Anchor links auto submit a HTTP GET request when a user clicks on them. These are accessible elements. I would expect a toggle switch to perform a similar operation but allow POST, PATCH, PUT, DELETE etc as configurable HTTP request types.

So the question remains, would you expect to find a toggle switch as part of a form? why not use a checkbox instead? What semantics does a new toggle switch element inside a form give us?

I’m personally all for a toggle switch element but maybe not as a form element.

scottaohara commented 5 years ago

I think this does come down to good author guidance being written for the swtich.

Native mobile usage and JavaScript powered custom ARIA role=switch controls have largely created a precedent for instant submission (though from an a11y semantics standpoint role=switch still has some quirky support, which my hope is this element gaining traction would help resolve).

However, there definitely is an argument to be made that a switch could still serve a purpose even within a more conventional form submission, and have author guidance to semantically differentiate it from a checkbox.

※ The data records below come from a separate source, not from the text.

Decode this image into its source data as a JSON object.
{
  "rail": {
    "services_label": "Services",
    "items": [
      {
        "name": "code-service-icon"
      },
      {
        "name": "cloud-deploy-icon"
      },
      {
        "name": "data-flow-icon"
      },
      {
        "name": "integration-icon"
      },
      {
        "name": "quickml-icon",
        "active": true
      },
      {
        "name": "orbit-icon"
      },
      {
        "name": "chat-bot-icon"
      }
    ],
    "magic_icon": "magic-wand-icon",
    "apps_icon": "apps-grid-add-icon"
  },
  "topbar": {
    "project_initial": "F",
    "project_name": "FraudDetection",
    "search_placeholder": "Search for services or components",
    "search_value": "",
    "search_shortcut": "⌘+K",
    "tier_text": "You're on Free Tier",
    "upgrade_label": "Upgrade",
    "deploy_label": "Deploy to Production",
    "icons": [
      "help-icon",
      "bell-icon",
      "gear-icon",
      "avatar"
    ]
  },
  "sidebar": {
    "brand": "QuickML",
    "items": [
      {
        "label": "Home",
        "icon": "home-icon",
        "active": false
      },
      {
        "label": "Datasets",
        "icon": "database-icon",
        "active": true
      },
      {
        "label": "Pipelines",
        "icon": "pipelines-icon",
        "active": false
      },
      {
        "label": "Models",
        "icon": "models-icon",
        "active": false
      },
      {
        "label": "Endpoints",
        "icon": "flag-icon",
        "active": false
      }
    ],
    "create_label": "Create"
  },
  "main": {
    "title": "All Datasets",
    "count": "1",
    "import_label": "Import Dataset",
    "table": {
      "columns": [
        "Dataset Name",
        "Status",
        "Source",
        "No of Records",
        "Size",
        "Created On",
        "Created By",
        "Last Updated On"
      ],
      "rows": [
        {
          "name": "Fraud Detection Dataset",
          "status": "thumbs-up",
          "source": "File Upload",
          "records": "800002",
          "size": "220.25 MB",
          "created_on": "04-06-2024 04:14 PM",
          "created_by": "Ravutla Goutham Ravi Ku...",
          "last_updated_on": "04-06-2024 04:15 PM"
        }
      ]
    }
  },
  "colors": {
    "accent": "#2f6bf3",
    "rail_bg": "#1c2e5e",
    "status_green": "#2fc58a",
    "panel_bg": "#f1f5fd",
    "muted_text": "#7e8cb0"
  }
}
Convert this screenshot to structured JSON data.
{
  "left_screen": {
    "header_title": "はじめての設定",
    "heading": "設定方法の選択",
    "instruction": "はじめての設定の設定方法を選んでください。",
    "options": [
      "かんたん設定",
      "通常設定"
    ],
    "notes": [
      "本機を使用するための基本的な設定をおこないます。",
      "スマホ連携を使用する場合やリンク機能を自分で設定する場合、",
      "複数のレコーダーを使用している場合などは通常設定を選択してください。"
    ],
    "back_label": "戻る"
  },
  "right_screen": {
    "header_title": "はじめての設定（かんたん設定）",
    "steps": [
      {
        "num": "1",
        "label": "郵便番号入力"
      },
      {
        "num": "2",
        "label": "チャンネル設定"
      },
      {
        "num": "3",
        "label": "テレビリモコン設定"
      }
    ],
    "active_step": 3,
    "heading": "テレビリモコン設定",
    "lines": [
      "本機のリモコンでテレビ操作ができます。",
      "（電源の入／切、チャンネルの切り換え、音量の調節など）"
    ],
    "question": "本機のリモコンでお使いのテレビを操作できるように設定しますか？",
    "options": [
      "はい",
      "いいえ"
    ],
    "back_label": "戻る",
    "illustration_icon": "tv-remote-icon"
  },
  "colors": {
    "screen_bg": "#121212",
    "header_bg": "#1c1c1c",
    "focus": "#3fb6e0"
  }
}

For instance, "I agree to the terms of service / privacy policy." That's a checkbox. That is a yes/no that upon form submission is a one time answer. A switch could be used within a form as an indicator of an option that users could change their mind on at a later point. e.g. "do you want to receive marketing emails?" No I don't. But, it will be available to me as a configurable option in the app's settings. I won't change that setting... but i could.

There could then also be author guidance to indicate that a switch could be used with JavaScript to provide instantaneous changes to a screen/document or as a global setting, outside of a standard form submission, ala a toggle button, which the ARIA specification also relates a role=switch to.